Decision Traces for your Data

AIdeaBlocks captures not just what ran — but why it ran that way

Traditional data pipelines record execution logs. They show that a job ran. They show duration. They show status.

They do not record the reasoning behind applied rules, policies, or transforms.

When someone asks, “Why did revenue change?”, the answer often lives in Slack threads, email chains, or tribal knowledge — not inside the pipeline itself.

AIdeaBlocks changes that.

User-defined intents (policies) govern business rules at each data flow step. This means decisions about how data is processed are evaluated and enforced at runtime, with full visibility and control. We also help discover informal decisions (in Slack/email etc), and formalize them as managed intents.

Key capabilities include:

  • Discover intents from email, Jira and documents
  • Intent matched at runtime
  • Structural vs domain learnings evaluated
  • Deterministic ranking and boost logic applied
  • Selected policy enforced
  • Full trace stored alongside execution metadata
  • Replayable and auditable

Each step in a flow carries a structured decision trace — including applied intents, policy versions, ranking scores, and boost factors. Governance isn’t layered on top. It’s embedded in execution.

These structured decision traces form the foundation of an execution-level context graph — connecting intent, policy, and outcomes across your data flows.

From Discussion to Enforced Policy

Critical business rules often originate in conversations — pricing exceptions, return windows, eligibility criteria — but never make it into formal governance systems.

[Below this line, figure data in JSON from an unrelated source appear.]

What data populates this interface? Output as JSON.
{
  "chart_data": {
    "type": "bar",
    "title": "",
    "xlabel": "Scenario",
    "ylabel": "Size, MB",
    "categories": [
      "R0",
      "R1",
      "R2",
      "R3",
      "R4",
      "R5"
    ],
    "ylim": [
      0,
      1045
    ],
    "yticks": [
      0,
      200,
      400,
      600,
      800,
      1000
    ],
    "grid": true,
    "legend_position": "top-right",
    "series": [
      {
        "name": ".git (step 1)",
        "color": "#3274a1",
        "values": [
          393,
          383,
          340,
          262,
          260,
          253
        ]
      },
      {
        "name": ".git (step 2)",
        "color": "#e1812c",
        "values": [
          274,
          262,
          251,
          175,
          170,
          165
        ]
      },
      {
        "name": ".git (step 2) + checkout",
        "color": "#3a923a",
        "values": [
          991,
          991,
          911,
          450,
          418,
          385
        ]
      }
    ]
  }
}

AIdeaBlocks supports assisted policy formalization by using AI to identify rule candidates from enterprise communication channels and convert them into structured, reviewable intent objects. Once approved, these policies are enforced at runtime and captured in the execution-level decision trace.

Governance moves from tribal knowledge to enforceable logic.

That closes the loop.

Informal decision → Structured policy → Enforced execution → Traceable outcome.


Execution-Bound Decision Trace

The example below shows a domain policy being evaluated and enforced at runtime.

This step shows a domain policy being evaluated and enforced at runtime.
AIdeaBlocks captures the applied intent, rule scope (structural vs domain), instruction logic, and enforcement outcome — storing the reasoning alongside the pipeline step itself.

The result is consistent, explainable, and auditable data processing — not just logged execution.